What are the Causes of Lower Back Pain?
Chronic lower back pain affects 80% of Americans at one point or another, according to the UNC School of Medicine. “Low back pain is the second most common cause of disability in the U.S. and a common reason for missing work,” says Timothy Carey, M.D. and Director of the Sheps Center for Health Services Research. “Since the costs of back pain are rising, current treatments overall do not seem to be very effective.”
“Lower back pain” is a vague term for a complex symptom. The pain could be linked to a number of possible activities, injuries, or lifestyle choices. It can stem from picking up a heavy box, repetitive movements at work, or bad posture. Most commonly referenced causes of lower back pain according to SpineHealth.com:
- Strains and sprains
- Repetitive twisting motion of the spine
- Lifting an exceedingly heavy object
- Sudden movements — a fall, for instance — which place too much stress on the lower back
- Poor posture
- Athletic injuries
The current treatments are not effective. With many possible causes, health care providers struggle to find the pain’s source. SpineHealth.com assembled a great high-level list but they’re glossing over a common cause. The most common source of lower back pain is often overlooked: gluteus muscles.
Pain in the Glutes: The Likely Source of Your Lower Back Pain
The pain in your lower back is often not directly related to your back at all. Unfortunately, this is one of the best kept secrets in healthcare. It can take an expert in muscle function, not pain management, to discover this root cause.
The glutes are comprised of the gluteus maximus, gluteus medius, and the gluteus minimus: your buttocks. These muscles are activated when you raise or rotate your legs or move your hips. They’re also the muscles that you sit on if you have a desk job.
According to this study 86% of Americans sit for an average of 13 hours a day. Some as many as 21 hours! The correlation between the 80% who suffer from lower back pain is undeniable.
Excessive sitting is linked to a number of serious health issues. One of the side effects of prolonged sitting is “limp glutes.” Sitting demands nothing of your glutes and makes the muscle group soften. Soft glutes directly affect your stability, your ability to stand, and your ability to maintain a stride.
“The spine is influenced by muscles that exert forces upon its joints to impart tensions or stiffness,” Bill Fabrocini, clinical specialist in orthopedic physical therapy, says of stability. “External forces across the joints of the spine can be balanced and adjusted to mitigate compressive loads and establish equilibrium.”
A soft bottom will throw off your stability and exert too much force and tension on your spine.
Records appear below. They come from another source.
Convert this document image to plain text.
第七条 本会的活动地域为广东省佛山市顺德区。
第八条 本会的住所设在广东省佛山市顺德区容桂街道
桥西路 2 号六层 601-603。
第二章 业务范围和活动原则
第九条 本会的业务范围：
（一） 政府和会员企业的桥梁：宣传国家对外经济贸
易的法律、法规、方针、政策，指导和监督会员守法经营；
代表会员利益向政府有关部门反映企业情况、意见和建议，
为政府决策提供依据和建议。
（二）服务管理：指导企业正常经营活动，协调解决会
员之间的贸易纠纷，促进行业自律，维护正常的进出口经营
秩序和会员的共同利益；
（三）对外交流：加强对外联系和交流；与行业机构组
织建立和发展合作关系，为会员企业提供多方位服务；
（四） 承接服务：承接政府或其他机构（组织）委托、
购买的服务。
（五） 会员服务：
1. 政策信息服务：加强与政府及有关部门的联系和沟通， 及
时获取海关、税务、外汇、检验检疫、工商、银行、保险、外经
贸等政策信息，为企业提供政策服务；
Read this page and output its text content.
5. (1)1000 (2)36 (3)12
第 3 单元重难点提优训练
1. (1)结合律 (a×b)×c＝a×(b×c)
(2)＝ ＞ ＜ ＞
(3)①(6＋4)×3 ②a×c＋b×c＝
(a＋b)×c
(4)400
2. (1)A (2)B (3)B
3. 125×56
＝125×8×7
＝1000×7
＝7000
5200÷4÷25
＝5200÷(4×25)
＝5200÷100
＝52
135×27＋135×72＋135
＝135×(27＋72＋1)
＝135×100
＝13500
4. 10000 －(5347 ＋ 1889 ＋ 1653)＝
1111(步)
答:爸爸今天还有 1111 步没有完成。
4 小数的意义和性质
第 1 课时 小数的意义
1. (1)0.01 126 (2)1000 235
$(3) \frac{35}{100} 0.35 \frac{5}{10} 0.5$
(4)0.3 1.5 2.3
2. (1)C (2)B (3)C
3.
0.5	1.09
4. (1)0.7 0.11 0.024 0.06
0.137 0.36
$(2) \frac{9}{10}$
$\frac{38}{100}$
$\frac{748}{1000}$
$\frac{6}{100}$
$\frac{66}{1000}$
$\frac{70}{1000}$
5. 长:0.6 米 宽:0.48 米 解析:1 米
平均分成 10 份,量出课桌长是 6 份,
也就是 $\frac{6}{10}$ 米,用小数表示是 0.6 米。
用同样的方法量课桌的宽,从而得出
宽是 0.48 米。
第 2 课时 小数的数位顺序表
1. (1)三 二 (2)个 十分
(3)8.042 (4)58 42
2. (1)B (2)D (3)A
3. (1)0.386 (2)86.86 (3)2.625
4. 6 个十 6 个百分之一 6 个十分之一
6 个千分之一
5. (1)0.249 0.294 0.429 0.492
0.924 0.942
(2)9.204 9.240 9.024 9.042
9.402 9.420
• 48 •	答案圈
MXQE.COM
This force leads to a tight, pained lower back.
How to Treat Your Chronic Lower Back Pain, Naturally
There are a number of suggestions for how to address lower back pain. Ibuprofen, hot and cold compresses, a new mattress, orthotics, and cognitive-behavioral therapy to name a few.
None of these suggestions address your soft glutes. Soft glutes don’t support your lumbar spine, resulting in chronic lower back pain. The best way to treat your back pain is to get your butt moving!
Natural Remedies for Chronic Lower Back Pain
- If your job requires you to sit, make a habit of taking a short walk before work or after your lunch break. This will strengthen your glutes and relieve the pressure on your lower spine.
- Take the stairs instead of the elevator to flex your glutes and hip muscles, training them to support your lumbar spine.
- Try this seated leg-to-chest exercise from the Low Back Pain Program. It aims to stretch each gluteus muscle group, increase the flexibility in your hips, and strengthen your core.
- Sign up for a weekly yoga class to alleviate chronic lower back pain and ensure that all your muscles are being stretched. For a simplified version, follow an online tutorial such as this one.
Regular exercise can improve posture, muscle tone, balance and joint mobility. If you need immediate relief in the interim, seek help from a licensed massage therapist who specializes in treating and managing chronic lower pain. Working to strengthen your glutes will have your pain resolved sooner than you think.